How Important Cybersecurity Defense for a Medical Institution?
The Healthcare Industry had for decades neglected their IT infrastructure, especially the aspect of Cybersecurity. Even at the time of this writing, it is not uncommon to see hospital-computers running an outdated Windows XP OS. Operating a computer using an unsupported operating system is a landmine waiting to explode. Windows XP has been under the unsupported status since 2014.
The issue of Healthcare Industry’s growing challenge in cybersecurity has been focused on the recent survey of the Health Executive Group (HCEG). In the survey, 25 topics were laid-out with the participating thought leaders, and the top category in its conclusion is the huge problem of cyber attacks and other IT-related problems. “Selecting and ranking healthcare issues is always a challenge as we are in a very critical and dynamic stage in healthcare. HCEG plans to further explore the reasoning through facilitated discussions at upcoming events and within the HCEG digital community. It’s a compliment to the HCEG members that we reached an agreement on these 10 critical and actionable issues,” explained Ferris Taylor, HCEG Executive Director.

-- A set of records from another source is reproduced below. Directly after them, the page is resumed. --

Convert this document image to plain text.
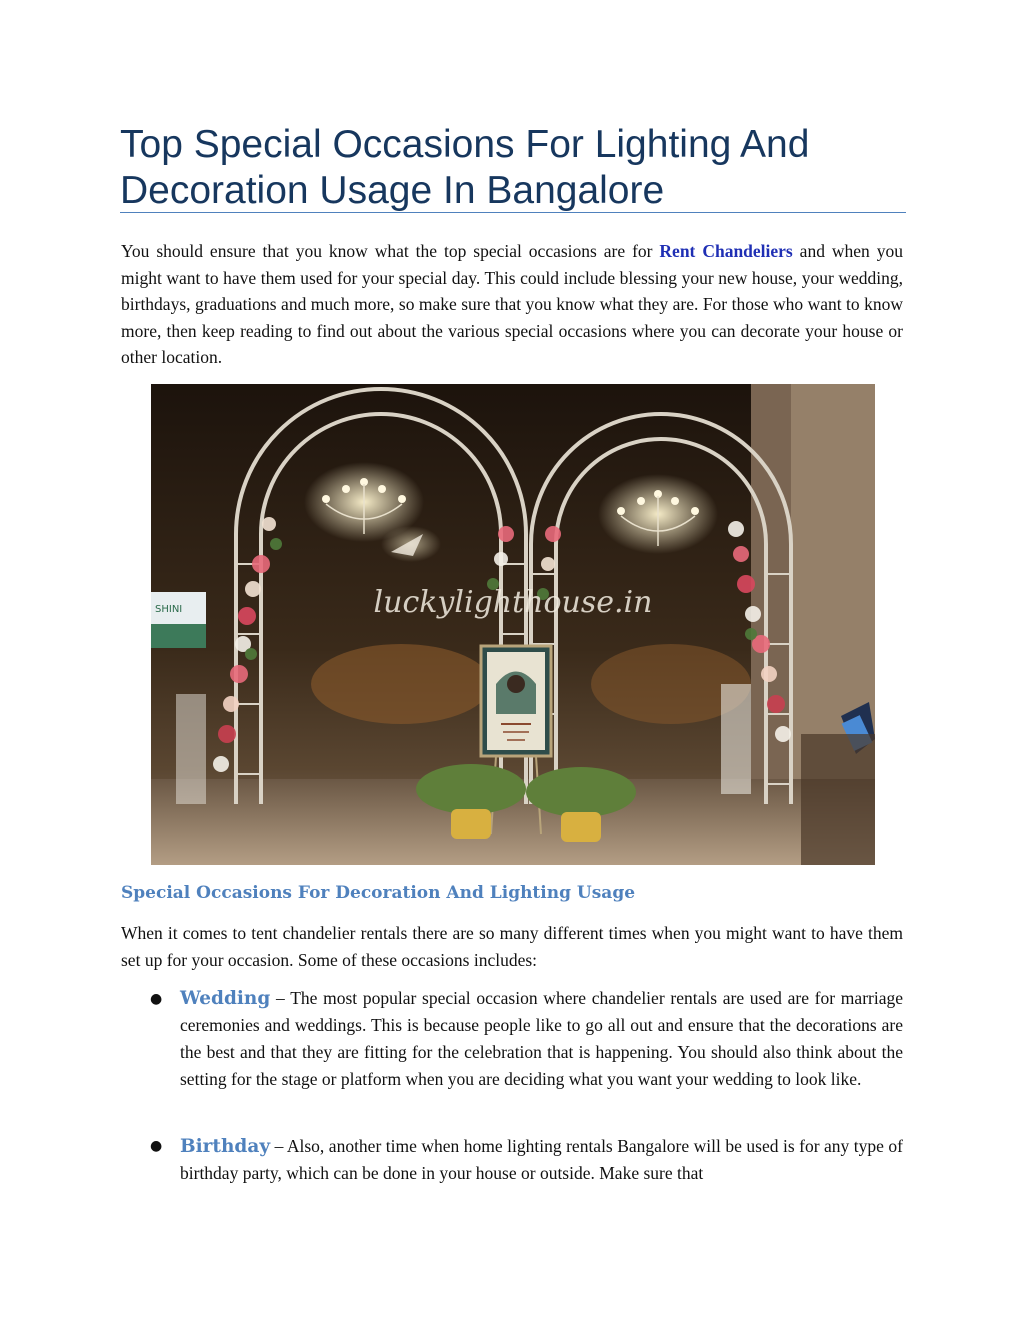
Top Special Occasions For Lighting And Decoration Usage In Bangalore

You should ensure that you know what the top special occasions are for Rent Chandeliers and when you might want to have them used for your special day. This could include blessing your new house, your wedding, birthdays, graduations and much more, so make sure that you know what they are. For those who want to know more, then keep reading to find out about the various special occasions where you can decorate your house or other location.

SHINI	luckylighthouse.in
Special Occasions For Decoration And Lighting Usage

When it comes to tent chandelier rentals there are so many different times when you might want to have them set up for your occasion. Some of these occasions includes:

● Wedding – The most popular special occasion where chandelier rentals are used are for marriage ceremonies and weddings. This is because people like to go all out and ensure that the decorations are the best and that they are fitting for the celebration that is happening. You should also think about the setting for the stage or platform when you are deciding what you want your wedding to look like.
● Birthday – Also, another time when home lighting rentals Bangalore will be used is for any type of birthday party, which can be done in your house or outside. Make sure that
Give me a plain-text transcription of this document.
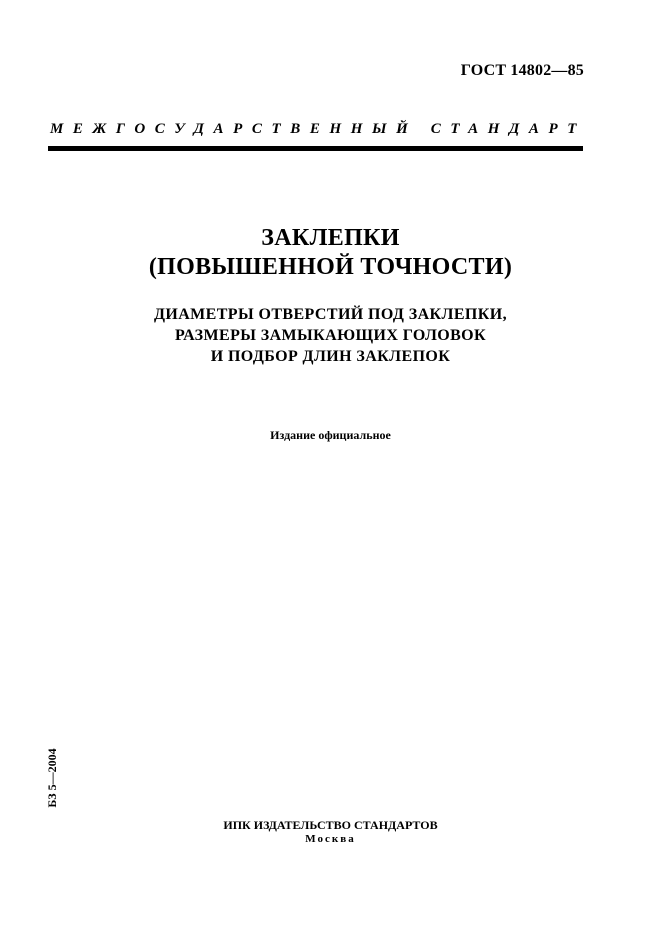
ГОСТ 14802—85
МЕЖГОСУДАРСТВЕННЫЙ СТАНДАРТ
ЗАКЛЕПКИ
(ПОВЫШЕННОЙ ТОЧНОСТИ)
ДИАМЕТРЫ ОТВЕРСТИЙ ПОД ЗАКЛЕПКИ,
РАЗМЕРЫ ЗАМЫКАЮЩИХ ГОЛОВОК
И ПОДБОР ДЛИН ЗАКЛЕПОК
Издание официальное
БЗ 5—2004
ИПК ИЗДАТЕЛЬСТВО СТАНДАРТОВ
Москва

These findings are compatible with what the College of Healthcare Information Management Executives (CHIME) has been advocating. “Cybercrime in healthcare settings is now a lucrative industry for bad actors. The growing nature of our interconnected healthcare world is also raising the stakes for the likelihood of negative patient outcomes attributed to a cyber event. Innovations in technology must consider these growing threats. The privacy and security of patient data — as well as the federal and state regulations governing such information — must be considered as new innovations and technologies are incorporated into healthcare delivery systems. CISOs offer unique perspective and considerations for ensuring innovations address growing cybersecurity threats to patient data,” explained CHIME.
The College of Healthcare Information Management Executives upheld the importance of cybersecurity spending in order for the hospitals and other medical institutions to protect itself from cybercriminals. “Although the group is sure to include well-known tech giants that are on the forefront of radical innovations in the consumer technology and healthcare spaces, it is important to include other health innovation experts. Some areas where expertise will be necessary is in genomics, machine learning, voice recognition, and cybersecurity so that responsible innovation can take place,” said CHIME.

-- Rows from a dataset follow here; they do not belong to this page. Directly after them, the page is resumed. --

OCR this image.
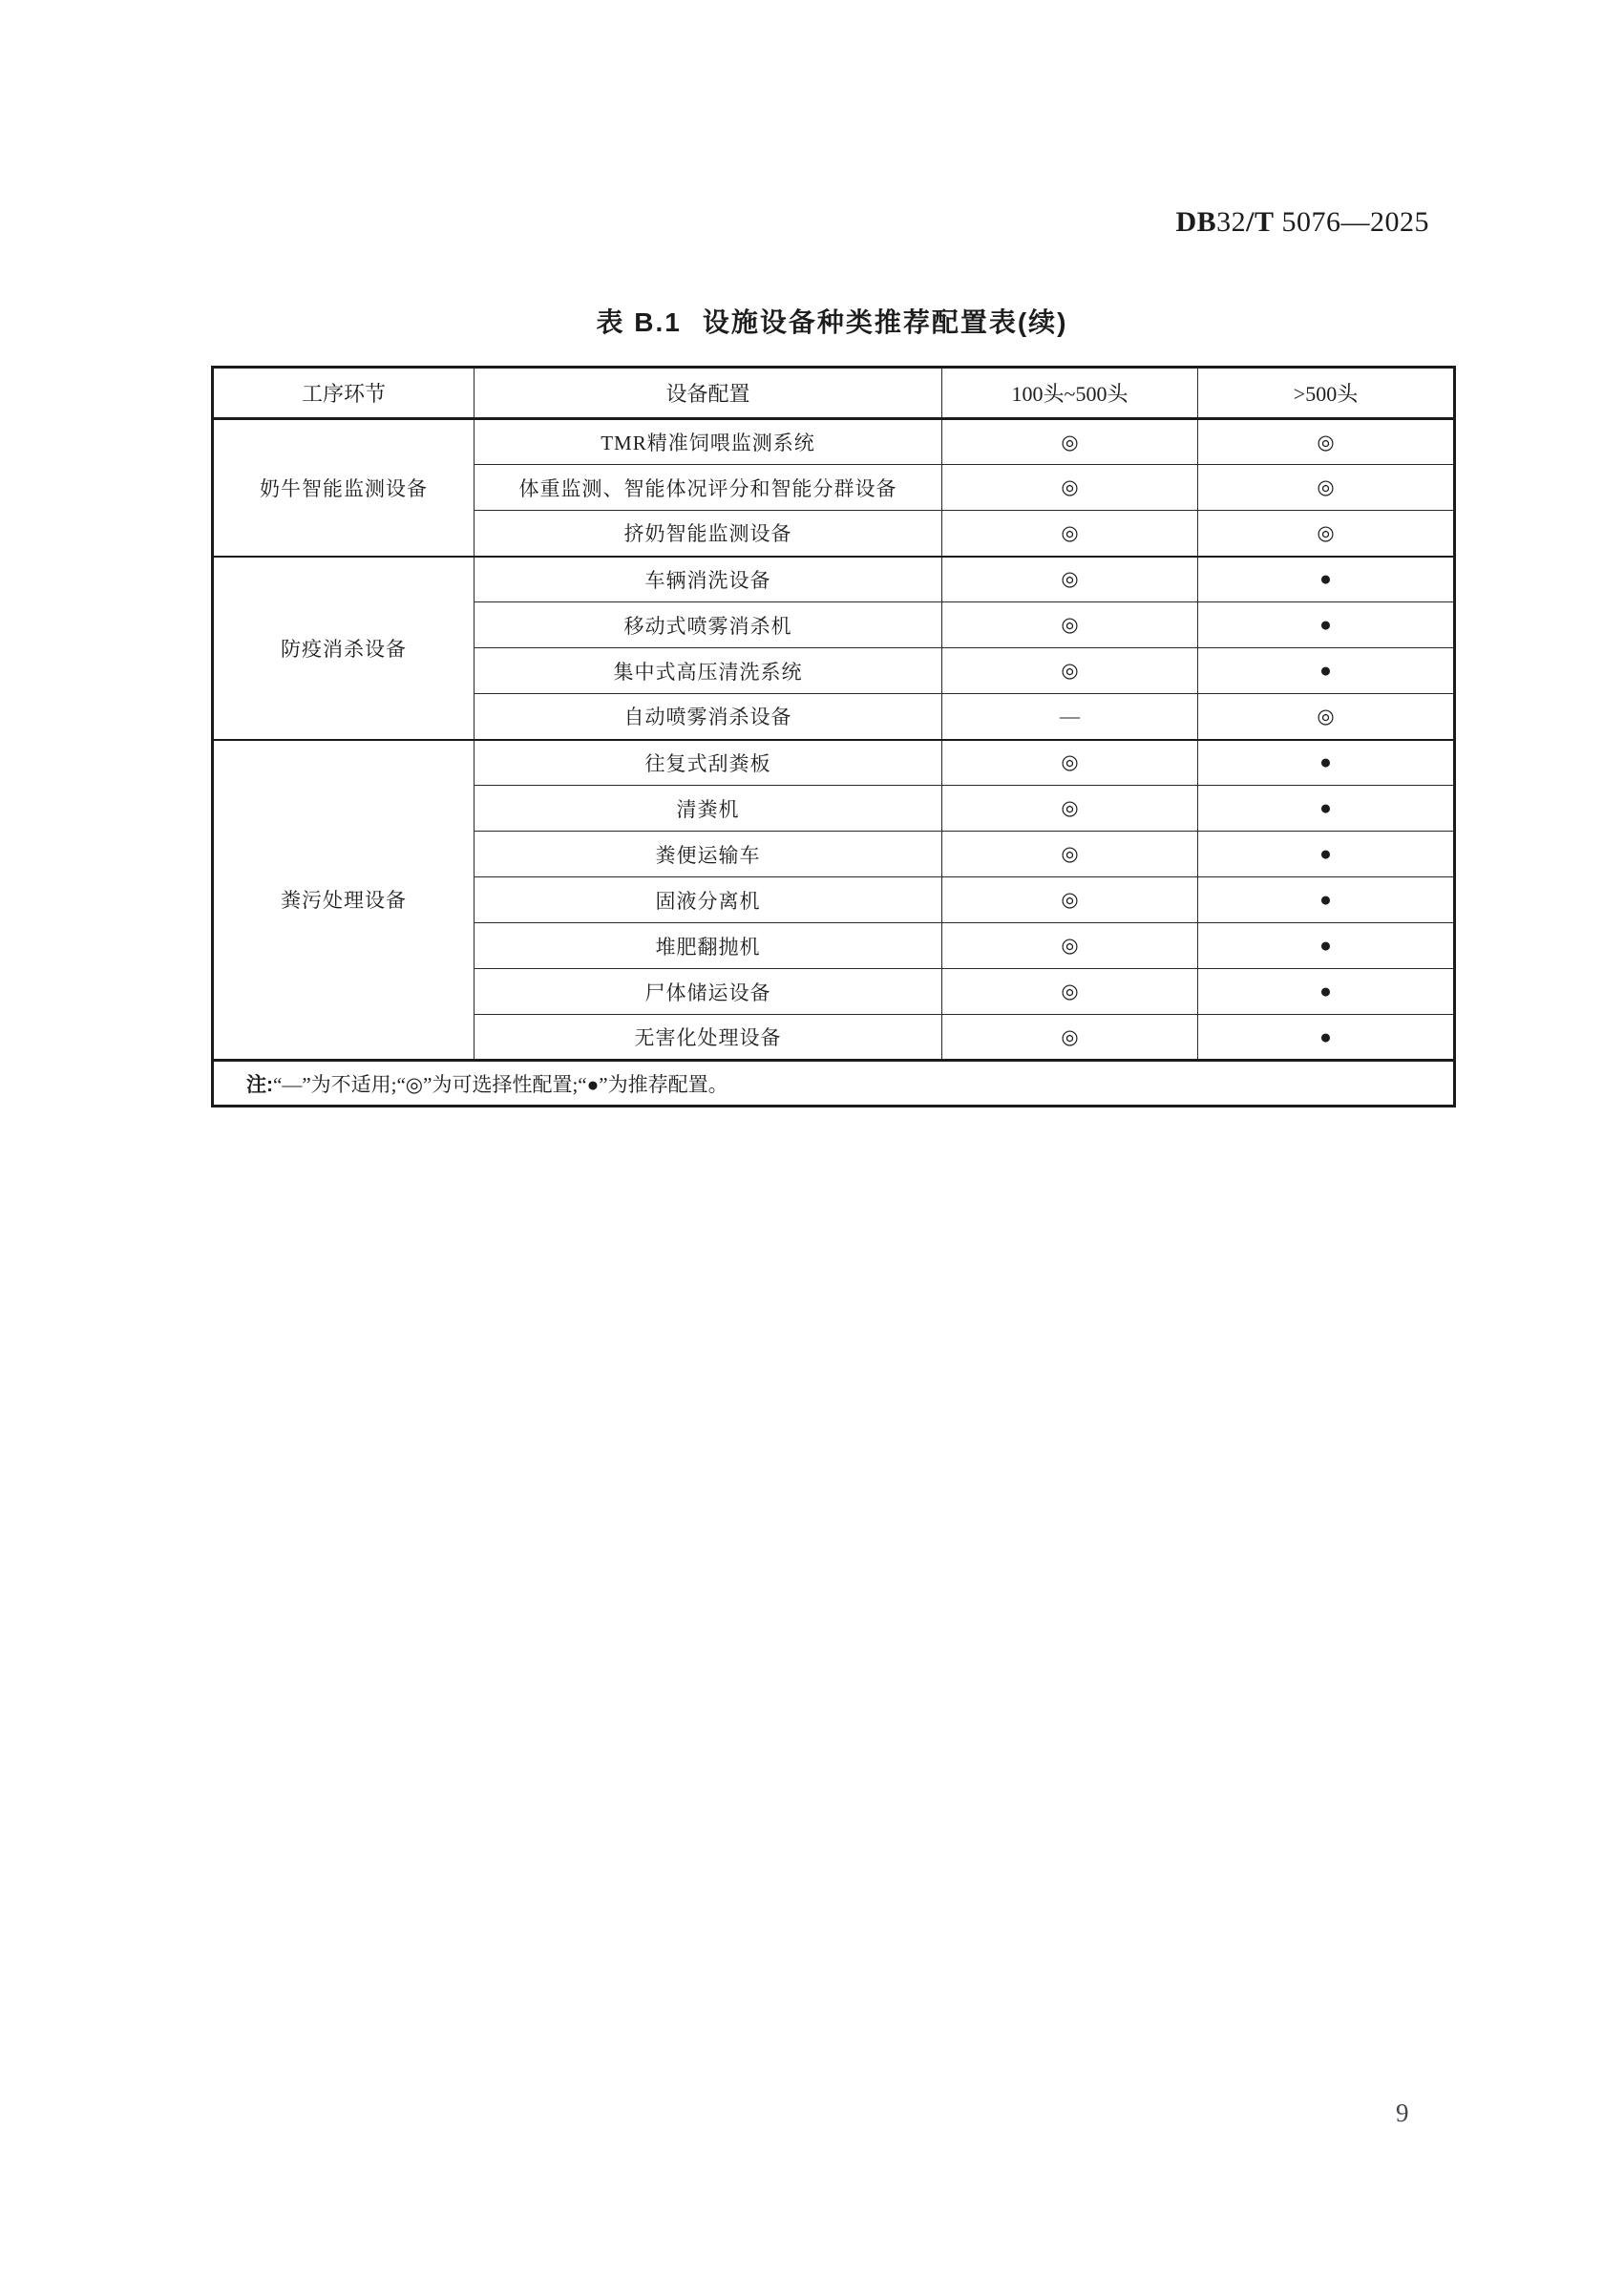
DB32/T 5076—2025
表 B.1 设施设备种类推荐配置表(续)
工序环节	设备配置	100头~500头	>500头
奶牛智能监测设备	TMR精准饲喂监测系统	◎	◎
	体重监测、智能体况评分和智能分群设备	◎	◎
	挤奶智能监测设备	◎	◎
防疫消杀设备	车辆消洗设备	◎	●
	移动式喷雾消杀机	◎	●
	集中式高压清洗系统	◎	●
	自动喷雾消杀设备	—	◎
粪污处理设备	往复式刮粪板	◎	●
	清粪机	◎	●
	粪便运输车	◎	●
	固液分离机	◎	●
	堆肥翻抛机	◎	●
	尸体储运设备	◎	●
	无害化处理设备	◎	●
注:“—”为不适用;“◎”为可选择性配置;“●”为推荐配置。			
9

Promoting the rights of patients to receive decent medical support and attention comes with the guarantee that the data they surrender to a medical institution. It is the obligation of the hospital and not just the right of the patients to have a credible cybersecurity infrastructure.

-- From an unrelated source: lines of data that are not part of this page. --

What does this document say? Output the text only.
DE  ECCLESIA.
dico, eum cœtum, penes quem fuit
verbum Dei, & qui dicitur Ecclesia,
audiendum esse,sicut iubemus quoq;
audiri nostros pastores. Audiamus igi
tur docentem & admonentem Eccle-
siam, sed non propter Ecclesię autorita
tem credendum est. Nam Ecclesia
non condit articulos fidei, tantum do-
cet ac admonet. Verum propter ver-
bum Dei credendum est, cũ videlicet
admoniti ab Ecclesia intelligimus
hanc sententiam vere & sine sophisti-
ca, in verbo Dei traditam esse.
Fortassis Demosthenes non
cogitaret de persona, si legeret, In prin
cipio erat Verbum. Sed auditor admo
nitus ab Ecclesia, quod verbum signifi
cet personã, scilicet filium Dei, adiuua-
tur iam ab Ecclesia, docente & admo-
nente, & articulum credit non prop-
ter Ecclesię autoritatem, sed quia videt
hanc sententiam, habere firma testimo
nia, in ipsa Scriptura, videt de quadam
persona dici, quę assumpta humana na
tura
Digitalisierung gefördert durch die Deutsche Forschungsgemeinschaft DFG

“Solving the patient identification issue is essential. Given the Congressional ban in place since 1998 that prohibits HHS from spending any funds to establish or deploy a unique patient identifier, innovation in the private sector is needed to overcome this hurdle to improved patient care. CHIME has long been a supporter of developing a national patient identifier to accurately and efficiently match patients with the correct record. This is integral to CMS’ goal to achieve the free-flowing exchange of patient records and true interoperability. From the perspective of CHIME, accurately matching patients to their data should be one of the principal goals of the innovation workgroup,” concluded CHIME.